La polémique gronde et défraye la chronique, ici et ailleurs, la presse nationale se demandant même “à quoi joue l’État ?”. Ce qui est indéniable, c’est que M. Temaru, souvent cantonné au rôle de martyr, a cette fois bénéficié d’une mobilisation importante et su fédérer les cœurs, bien au-delà d’un parti politique. En obtenant le soutien de nombreuses personnalités de tous horizons, ainsi que d’une vingtaine d’associations, de confessions religieuses, de syndicats ou de partis politiques rassemblés au sein du collectif Nuna’a a ti’a ("Peuple lève-toi, avance pour la paix") – à l’origine de la marche du 20 juin –, il s’est imposé en Metua (“père spirituel”). Par sa détermination et son pacifisme, on ne peut s’empêcher de penser à Pouvana’a a Oopa, condamné et exilé en 1959 pour un crime qu’il n’avait pas commis, bien que “le manque de recul” ne permette pas la comparaison, selon le spécialiste du sujet Jean-Marc Regnault, l’une des grandes plumes de Tahiti Pacifique et chroniqueur des “Pages d’Histoire”. D’ailleurs, l’historien publie simultanément deux ouvrages aux éditions ’Api Tahiti, qui lancent la série “Rivalités et moins si affinités” : Gaston Flosse, un Chirac des tropiques ? et Oscar Temaru, l’Océanie au cœur (lire page 12). Et l’auteur de mettre en perspective les deux hommes politiques, éternels “meilleurs ennemis” : “En 2020, ils entretiennent l’ambiguïté. Vont-ils s’entendre contre l’État pour en finir avec le statut d’autonomie dont ni l’un, ni l’autre ne veulent plus ? Vont-ils s’entendre pour tenter de chasser un gouvernement autonomiste qui ne gouverne pas vraiment différemment (…) ? Rivalités, donc, mais desquelles peuvent naître des affinités… électives ou autres.” L’avenir nous le dira, mais on sent bien que ce gouvernement – qui préfère poser du gazon synthétique sur le front de mer plutôt que miser sur la permaculture et les jardins partagés pour pallier la crise socio-économique inéluctable – ne parvient pas à satisfaire la majorité de la population. Aussi, le divorce est consommé au sommet du gouvernement, et il se murmure déjà qu’un remaniement ministériel est imminent…

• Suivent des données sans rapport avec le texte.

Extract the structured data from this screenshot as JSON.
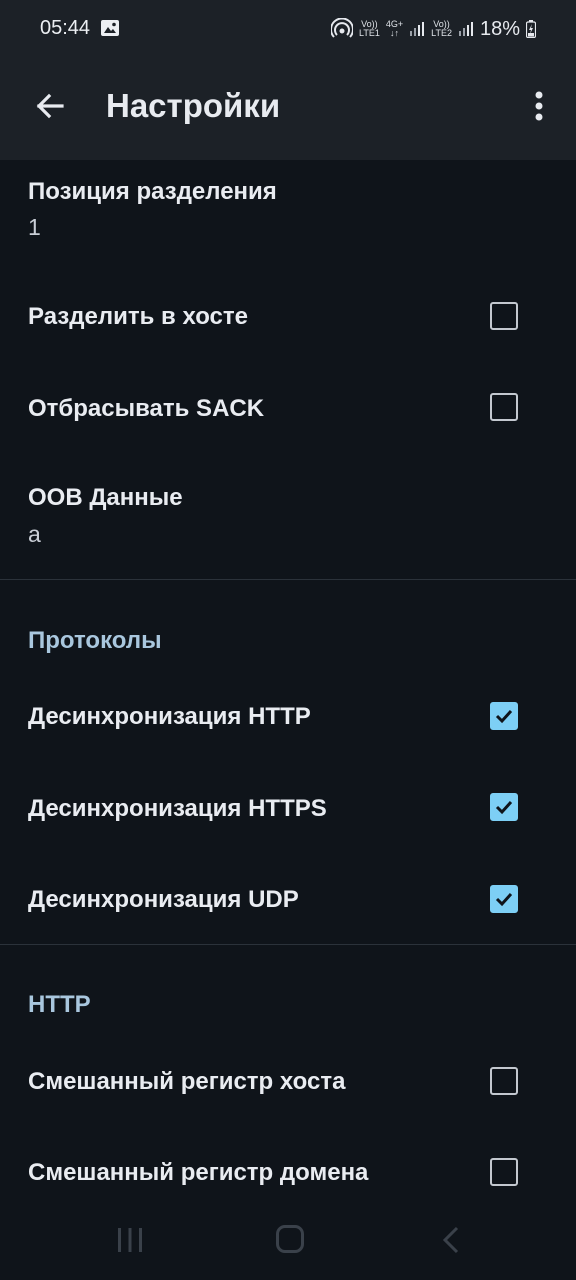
{
  "status_bar": {
    "time": "05:44",
    "sim1_top": "Vo))",
    "sim1_bottom": "LTE1",
    "net": "4G+",
    "sim2_top": "Vo))",
    "sim2_bottom": "LTE2",
    "battery": "18%"
  },
  "app_bar": {
    "title": "Настройки",
    "back_icon": "arrow-back-icon",
    "menu_icon": "more-vert-icon"
  },
  "items": {
    "split_position": {
      "title": "Позиция разделения",
      "summary": "1"
    },
    "split_in_host": {
      "title": "Разделить в хосте",
      "checked": false
    },
    "drop_sack": {
      "title": "Отбрасывать SACK",
      "checked": false
    },
    "oob_data": {
      "title": "OOB Данные",
      "summary": "a"
    }
  },
  "sections": {
    "protocols": "Протоколы",
    "http": "HTTP"
  },
  "protocols": {
    "desync_http": {
      "title": "Десинхронизация HTTP",
      "checked": true
    },
    "desync_https": {
      "title": "Десинхронизация HTTPS",
      "checked": true
    },
    "desync_udp": {
      "title": "Десинхронизация UDP",
      "checked": true
    }
  },
  "http": {
    "mixed_host_case": {
      "title": "Смешанный регистр хоста",
      "checked": false
    },
    "mixed_domain_case": {
      "title": "Смешанный регистр домена",
      "checked": false
    }
  },
  "colors": {
    "background": "#0f141a",
    "app_bar": "#1c2127",
    "accent": "#7dcff5",
    "section_header": "#a9c7de"
  }
}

C’est donc une rentrée mouvementée qui s’annonce ! En attendant, je profite de l’occasion pour vous informer que la rédaction de Tahiti Pacifique fera une trêve durant le mois de juillet, et ce chaque année, afin de permettre à tous les journalistes, chroniqueurs et autres contributeurs qui le souhaitent de prendre des congés annuels mérités et se ressourcer. L’objectif est aussi de mieux vous retrouver, avec toujours plus de dossiers de fond et encore d’autres nouveautés ! Les parutions de votre magazine préféré reprendront à compter du vendredi 7 août, toujours au rythme bimensuel. Merci pour votre confiance et à très bientôt.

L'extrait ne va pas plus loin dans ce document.